Scala/Spark 判断外部表的路径

Question

I am having one external table on on gs bucket and to do some compaction logic, I want to determine the full path on which the table is created.我在 gs 存储桶上有一个外部表并执行一些压缩逻辑，我想确定创建该表的完整路径。

val tableName="stock_ticks_cow_part"
val primaryKey="key"
val versionPartition="version"
val datePartition="dt"
val datePartitionCol=new org.apache.spark.sql.ColumnName(datePartition)

import spark.implicits._

val compactionTable = spark.table(tableName).withColumnRenamed(versionPartition, "compaction_version").withColumnRenamed(datePartition, "date_key")
compactionTable. <code for determining the path>

Let me know if anyone knows how to determine the table path in scala.让我知道是否有人知道如何确定 Scala 中的表路径。

Answer 1

I think you can use .inputFiles to我认为你可以使用.inputFiles来

Returns a best-effort snapshot of the files that compose this Dataset返回组成此数据集的文件的尽力而为的快照

Be aware that this returns an Array[String] , so you should loop through it to get all information you're looking for.请注意，这将返回一个Array[String] ，因此您应该遍历它以获取您正在寻找的所有信息。

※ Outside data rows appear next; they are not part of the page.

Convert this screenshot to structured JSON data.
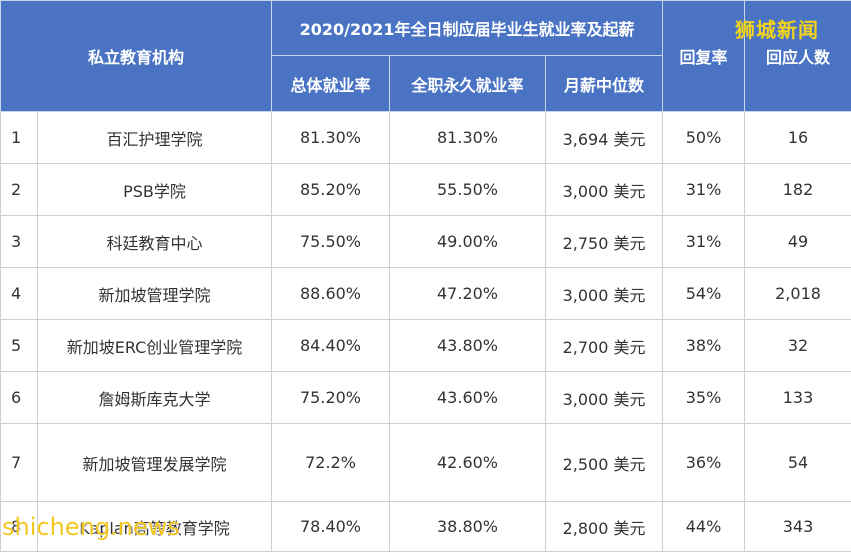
{
  "header": {
    "institution": "私立教育机构",
    "group_title": "2020/2021年全日制应届毕业生就业率及起薪",
    "overall_employment": "总体就业率",
    "fulltime_permanent": "全职永久就业率",
    "median_salary": "月薪中位数",
    "response_rate": "回复率",
    "respondents": "回应人数"
  },
  "rows": [
    {
      "idx": "1",
      "name": "百汇护理学院",
      "overall": "81.30%",
      "fulltime": "81.30%",
      "salary": "3,694 美元",
      "rate": "50%",
      "count": "16"
    },
    {
      "idx": "2",
      "name": "PSB学院",
      "overall": "85.20%",
      "fulltime": "55.50%",
      "salary": "3,000 美元",
      "rate": "31%",
      "count": "182"
    },
    {
      "idx": "3",
      "name": "科廷教育中心",
      "overall": "75.50%",
      "fulltime": "49.00%",
      "salary": "2,750 美元",
      "rate": "31%",
      "count": "49"
    },
    {
      "idx": "4",
      "name": "新加坡管理学院",
      "overall": "88.60%",
      "fulltime": "47.20%",
      "salary": "3,000 美元",
      "rate": "54%",
      "count": "2,018"
    },
    {
      "idx": "5",
      "name": "新加坡ERC创业管理学院",
      "overall": "84.40%",
      "fulltime": "43.80%",
      "salary": "2,700 美元",
      "rate": "38%",
      "count": "32"
    },
    {
      "idx": "6",
      "name": "詹姆斯库克大学",
      "overall": "75.20%",
      "fulltime": "43.60%",
      "salary": "3,000 美元",
      "rate": "35%",
      "count": "133"
    },
    {
      "idx": "7",
      "name": "新加坡管理发展学院",
      "overall": "72.2%",
      "fulltime": "42.60%",
      "salary": "2,500 美元",
      "rate": "36%",
      "count": "54"
    },
    {
      "idx": "8",
      "name": "Kaplan高等教育学院",
      "overall": "78.40%",
      "fulltime": "38.80%",
      "salary": "2,800 美元",
      "rate": "44%",
      "count": "343"
    }
  ],
  "brand": "狮城新闻",
  "watermark": "shicheng.news",
  "colors": {
    "header_bg": "#4a73c4",
    "brand_yellow": "#f1d21c"
  }
}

So actually just call所以实际上只是打电话

compactionTable.inputFiles

and look at each element of the Array并查看数组的每个元素

Answer 2

Here is the correct answer:以下是正确答案：


import org.apache.spark.sql.catalyst.TableIdentifier
lazy val tblMetadata = catalog.getTableMetadata(new TableIdentifier(tableName,Some(schema)))

lazy val s3location: String = tblMetadata.location.getPath

Answer 3

You can use SQL commands SHOW CREATE TABLE <tablename> or DESCRIBE FORMATTED <tablename> .您可以使用 SQL 命令SHOW CREATE TABLE <tablename>或DESCRIBE FORMATTED <tablename> 。 Both should return the location of the external table, but they need some logic to extract this path...两者都应该返回外部表的location ，但是它们需要一些逻辑来提取此路径...

See also How to get the value of the location for a Hive table using a Spark object?另请参阅如何使用 Spark 对象获取 Hive 表的位置值？

Answer 4

Use the DESCRIBE FORMATTED SQL command and collect the path back to the driver.使用DESCRIBE FORMATTED SQL 命令并收集返回驱动程序的路径。

In Scala:在斯卡拉：

val location = spark.sql("DESCRIBE FORMATTED table_name").filter("col_name = 'Location'").select("data_type").head().getString(0)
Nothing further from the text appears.